In his testimony before the Washington DC Zoning board, Matt Malinowski ended with the following:
Rather than perpetuating the current set of arbitrary requirements based on unknowable ratios of drivers to occupants, please focus on what we do know: land in DC is expensive and driving is unsustainable and causes congestion. Eliminating or minimizing parking requirements allows for the market to provide parking to those who truly need it, while making it clear that free parking is not a right, and that DC values its residents and natural environment over its cars.
He had just finished discussing how a local business could reduce its parking facilities and replace them with bike racks to wit:
Staff are expected to ride bikes, so there are 20 bike parking spots instead, and the Metro is a 10-minute walk away.

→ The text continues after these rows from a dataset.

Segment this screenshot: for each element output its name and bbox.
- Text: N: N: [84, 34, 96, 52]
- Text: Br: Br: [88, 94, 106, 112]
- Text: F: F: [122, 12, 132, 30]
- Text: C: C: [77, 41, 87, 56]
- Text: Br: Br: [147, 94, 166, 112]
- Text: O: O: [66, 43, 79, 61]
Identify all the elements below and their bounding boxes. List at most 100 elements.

I guess I’m just grumpy. Sure parking minimums are absurd and without them many abandoned buildings could be opened for other uses but maybe I don’t want to ride a bike or the metro. Maybe I’m willing to pay for parking. Shouldn’t that be a decision left up to the landowner, the developer, and dare I say it, the customer.
I guess that consultants and planners have a right to their opinions, just as do I, however it seems to me that the market would solve all these problems if it was just allowed to work. Its also important to remember that if you take away a person’s ability to drive, then there needs to be an alternative — like say transit, or maybe planners want to have us living like Europeans, in 500 square foot apartments stacked a quarter of a million to the square mile, living, eating, working, loving — all within walking distance.